The other pressing question that confronts us is how will Prabowo rule. How will he wield power and authority? What is his own agenda in the absence of Jokowi? Who is he really at his core? Will this union between Jokowi and Prabowo endure?

For the time being, the authors do not offer a definitive answer. One thing is nevertheless certain: Prabowo’s rehabilitation has been fully realized, with Jokowi playing the central role. His past, which ostensibly should have rendered him politically ostracized, was normalized instead. The conferment of an honorary four-star general rank upon Prabowo by the president, just two weeks after the election, stands as the most recent embodiment of his resurgence. His upcoming inauguration as Indonesia’s eighth president in October, therefore, will mark the culmination of his whitewashing.

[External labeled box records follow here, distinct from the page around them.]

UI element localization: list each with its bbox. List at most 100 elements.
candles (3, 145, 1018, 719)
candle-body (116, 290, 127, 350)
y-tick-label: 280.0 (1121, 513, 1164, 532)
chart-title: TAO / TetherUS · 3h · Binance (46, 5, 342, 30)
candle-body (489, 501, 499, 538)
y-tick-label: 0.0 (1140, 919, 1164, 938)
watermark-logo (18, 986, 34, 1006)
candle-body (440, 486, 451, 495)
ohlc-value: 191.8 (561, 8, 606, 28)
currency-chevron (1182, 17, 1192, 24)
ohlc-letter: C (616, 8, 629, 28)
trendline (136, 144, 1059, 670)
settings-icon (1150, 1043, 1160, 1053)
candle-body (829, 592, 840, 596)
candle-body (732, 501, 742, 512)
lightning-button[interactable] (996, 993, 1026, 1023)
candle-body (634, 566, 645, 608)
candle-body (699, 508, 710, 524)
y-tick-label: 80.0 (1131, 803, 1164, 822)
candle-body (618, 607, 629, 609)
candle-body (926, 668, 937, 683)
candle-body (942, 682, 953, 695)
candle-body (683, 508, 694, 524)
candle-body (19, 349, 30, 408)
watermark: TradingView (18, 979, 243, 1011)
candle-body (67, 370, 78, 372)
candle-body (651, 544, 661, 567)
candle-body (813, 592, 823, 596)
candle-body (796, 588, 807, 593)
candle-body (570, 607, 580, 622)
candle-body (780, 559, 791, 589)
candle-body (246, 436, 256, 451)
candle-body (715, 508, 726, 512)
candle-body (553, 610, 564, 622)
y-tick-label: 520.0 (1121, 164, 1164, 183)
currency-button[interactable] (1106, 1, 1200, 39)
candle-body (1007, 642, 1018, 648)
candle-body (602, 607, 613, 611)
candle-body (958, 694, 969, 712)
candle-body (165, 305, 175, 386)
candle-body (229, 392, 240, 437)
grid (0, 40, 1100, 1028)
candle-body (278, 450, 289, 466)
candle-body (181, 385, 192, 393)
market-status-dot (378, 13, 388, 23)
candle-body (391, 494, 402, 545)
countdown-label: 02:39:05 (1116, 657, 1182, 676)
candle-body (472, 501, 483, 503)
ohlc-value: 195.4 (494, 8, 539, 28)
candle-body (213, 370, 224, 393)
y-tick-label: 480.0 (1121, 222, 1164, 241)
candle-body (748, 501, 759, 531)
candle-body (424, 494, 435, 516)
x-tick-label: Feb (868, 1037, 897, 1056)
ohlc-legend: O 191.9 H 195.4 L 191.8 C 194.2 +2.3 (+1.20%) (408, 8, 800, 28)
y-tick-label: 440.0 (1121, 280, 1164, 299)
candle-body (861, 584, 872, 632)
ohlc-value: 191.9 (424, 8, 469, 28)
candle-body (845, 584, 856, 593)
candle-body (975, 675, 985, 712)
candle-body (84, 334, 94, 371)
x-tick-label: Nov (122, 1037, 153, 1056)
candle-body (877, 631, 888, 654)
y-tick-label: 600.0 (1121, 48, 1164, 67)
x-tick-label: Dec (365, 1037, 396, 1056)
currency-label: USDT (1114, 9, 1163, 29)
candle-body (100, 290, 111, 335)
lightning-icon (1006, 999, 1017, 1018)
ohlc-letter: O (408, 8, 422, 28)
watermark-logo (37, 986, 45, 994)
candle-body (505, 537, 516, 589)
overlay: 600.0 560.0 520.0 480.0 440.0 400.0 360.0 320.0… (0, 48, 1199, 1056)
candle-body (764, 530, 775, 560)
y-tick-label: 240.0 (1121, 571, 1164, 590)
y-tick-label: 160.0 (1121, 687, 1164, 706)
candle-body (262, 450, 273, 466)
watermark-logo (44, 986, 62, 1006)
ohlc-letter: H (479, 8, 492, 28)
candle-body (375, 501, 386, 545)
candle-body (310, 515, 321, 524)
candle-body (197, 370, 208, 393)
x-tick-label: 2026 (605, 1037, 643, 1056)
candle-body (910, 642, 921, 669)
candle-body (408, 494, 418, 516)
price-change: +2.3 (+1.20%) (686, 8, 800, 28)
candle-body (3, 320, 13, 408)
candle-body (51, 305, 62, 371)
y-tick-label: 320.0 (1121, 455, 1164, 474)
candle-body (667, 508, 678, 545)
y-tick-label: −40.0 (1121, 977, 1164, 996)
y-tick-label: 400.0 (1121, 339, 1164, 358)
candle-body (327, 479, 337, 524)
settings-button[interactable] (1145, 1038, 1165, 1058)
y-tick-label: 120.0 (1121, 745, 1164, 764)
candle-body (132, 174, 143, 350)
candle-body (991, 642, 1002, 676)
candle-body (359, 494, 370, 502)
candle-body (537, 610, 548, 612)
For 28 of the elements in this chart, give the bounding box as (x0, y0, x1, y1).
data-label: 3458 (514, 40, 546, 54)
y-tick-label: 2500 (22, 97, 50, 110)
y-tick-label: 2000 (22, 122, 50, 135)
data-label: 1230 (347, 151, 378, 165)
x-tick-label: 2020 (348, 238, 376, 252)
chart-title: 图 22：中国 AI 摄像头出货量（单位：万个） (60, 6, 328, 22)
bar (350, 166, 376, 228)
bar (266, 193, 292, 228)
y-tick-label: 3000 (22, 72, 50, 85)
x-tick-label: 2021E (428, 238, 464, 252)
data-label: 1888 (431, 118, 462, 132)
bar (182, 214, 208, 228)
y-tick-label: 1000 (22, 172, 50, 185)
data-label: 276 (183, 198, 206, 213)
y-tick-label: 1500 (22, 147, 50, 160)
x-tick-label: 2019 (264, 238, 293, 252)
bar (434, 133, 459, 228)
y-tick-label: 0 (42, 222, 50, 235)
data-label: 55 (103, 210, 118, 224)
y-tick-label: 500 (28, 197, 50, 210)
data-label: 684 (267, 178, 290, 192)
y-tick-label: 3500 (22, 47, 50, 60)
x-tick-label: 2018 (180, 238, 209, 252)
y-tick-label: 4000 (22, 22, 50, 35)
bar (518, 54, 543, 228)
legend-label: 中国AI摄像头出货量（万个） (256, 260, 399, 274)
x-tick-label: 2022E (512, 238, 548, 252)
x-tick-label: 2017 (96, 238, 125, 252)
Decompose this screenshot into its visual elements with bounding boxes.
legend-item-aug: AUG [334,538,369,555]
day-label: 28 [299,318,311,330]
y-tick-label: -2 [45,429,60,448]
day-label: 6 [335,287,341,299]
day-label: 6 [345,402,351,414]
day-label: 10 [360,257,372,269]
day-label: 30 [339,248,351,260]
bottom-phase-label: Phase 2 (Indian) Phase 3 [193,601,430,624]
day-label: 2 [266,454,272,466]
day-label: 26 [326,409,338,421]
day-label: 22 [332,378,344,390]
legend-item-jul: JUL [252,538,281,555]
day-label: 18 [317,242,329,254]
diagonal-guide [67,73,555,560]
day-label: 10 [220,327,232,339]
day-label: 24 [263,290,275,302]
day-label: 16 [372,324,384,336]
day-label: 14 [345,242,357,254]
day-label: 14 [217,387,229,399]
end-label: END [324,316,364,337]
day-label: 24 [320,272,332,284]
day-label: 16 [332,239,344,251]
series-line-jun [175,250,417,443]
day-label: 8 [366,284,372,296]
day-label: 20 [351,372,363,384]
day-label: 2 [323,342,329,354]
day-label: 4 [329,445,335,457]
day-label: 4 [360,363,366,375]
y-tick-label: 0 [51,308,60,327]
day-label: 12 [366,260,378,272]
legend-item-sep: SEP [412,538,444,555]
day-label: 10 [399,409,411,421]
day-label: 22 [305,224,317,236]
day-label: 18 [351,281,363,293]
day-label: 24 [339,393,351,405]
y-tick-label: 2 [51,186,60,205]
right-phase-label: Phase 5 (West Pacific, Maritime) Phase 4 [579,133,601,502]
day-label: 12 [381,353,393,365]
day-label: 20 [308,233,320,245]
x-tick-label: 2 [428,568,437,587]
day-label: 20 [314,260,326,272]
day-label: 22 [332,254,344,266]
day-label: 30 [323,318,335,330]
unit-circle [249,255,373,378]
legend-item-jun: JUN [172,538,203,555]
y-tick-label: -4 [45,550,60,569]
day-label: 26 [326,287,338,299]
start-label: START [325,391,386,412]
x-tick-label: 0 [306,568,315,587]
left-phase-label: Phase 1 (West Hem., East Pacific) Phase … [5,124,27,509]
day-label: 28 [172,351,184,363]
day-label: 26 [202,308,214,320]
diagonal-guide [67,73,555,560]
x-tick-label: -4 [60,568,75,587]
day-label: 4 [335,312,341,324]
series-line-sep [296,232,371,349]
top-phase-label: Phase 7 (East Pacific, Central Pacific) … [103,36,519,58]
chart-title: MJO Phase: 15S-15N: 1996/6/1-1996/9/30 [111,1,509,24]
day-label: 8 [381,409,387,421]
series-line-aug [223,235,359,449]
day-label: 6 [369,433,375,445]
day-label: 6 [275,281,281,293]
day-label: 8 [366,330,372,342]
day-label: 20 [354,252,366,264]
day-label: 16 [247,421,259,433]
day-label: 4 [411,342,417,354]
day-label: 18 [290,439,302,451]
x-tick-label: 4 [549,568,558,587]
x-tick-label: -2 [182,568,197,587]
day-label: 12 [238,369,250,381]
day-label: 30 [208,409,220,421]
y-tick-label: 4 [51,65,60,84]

A Jokowi-backed Prabowo may have succeeded in polishing his public image as a reformed figure who is poised to continue the current president’s agenda, presenting himself as a moderate. But the memories of old Prabowo – a strongman with authoritarian inclinations – remain ingrained in the minds of those who recall history and are unwilling to overlook it. The collective effort to hold him accountable may prove more challenging than at any time in the post-Suharto era. Nonetheless, there is a pressing need to ensure that democratic norms do not erode further under his presidency, after a degree of backsliding under the current incumbent.